Abstract Background Dysregulation of the Hippo signaling pathway, characterized by aberrant activation of the transcriptional coactivators YAP1 and TAZ, drives tumour progression, immunosuppression and metastasis. Hippo pathway components are emerging therapeutic targets in several solid tumours, however, the expression profiles of Hippo coactivators YAP1, TAZ and their transcriptional factors TEADs in gastric cancer peritoneal metastases (GCPMs) and their therapeutic value are unknown.

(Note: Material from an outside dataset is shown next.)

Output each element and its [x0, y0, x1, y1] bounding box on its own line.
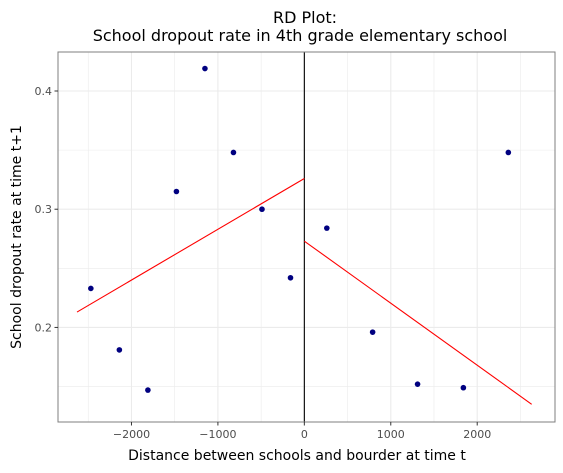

Objective To determine expression status of YAP1, TAZ and TEADs in GCPMs; and to evaluate whether dual targeting of YAP1 and TAZ provides superior antitumour activity compared with inhibition of either coactivator alone. Design Expression of YAP1, TAZ and TEADs was examined in GCPMs by single-cell RNA sequencing and co-immunofluorescent staining. Functional studies using genetic knockout and antisense oligonucleotide (ASO) inhibition of YAP1 or TAZ were performed to assess antineoplastic effects in vitro and in vivo. Co-immunoprecipitation and luciferase reporter assays were used to characterize YAP1/TAZ interactions with TEADs and AP1 components (JUN and FOSB) and to quantify transcriptional activity. Antitumour efficacy was validated in patient-derived xenograft (PDX) and KPLuc2 syngeneic models. Results YAP1, TAZ, and TEADs were highly coexpressed in GCPMs and correlated with poor survival. YAP1 inhibition alone elicited compensatory upregulation of TAZ, while combined inhibition of both coactivators maximally repressed cell proliferation and invasion in vitro, and tumor growth in vivo. Increased TAZ complexation with TEAD4 and AP1 (c-JUN and FOSB) heterodimer was observed following YAP1 knockdown or pharmacological ASO inhibition. Dual inhibition of YAP1 and TAZ was required to maximally suppress YAP1/TAZ expression and reduce their nuclear accumulation, transactivation of TEAD, and activation of downstream genes. Conclusions These findings show that combined YAP1 and TAZ inhibition holds promise for the treatment of GCPMs, a highly lethal disease with an urgent need for novel treatment options.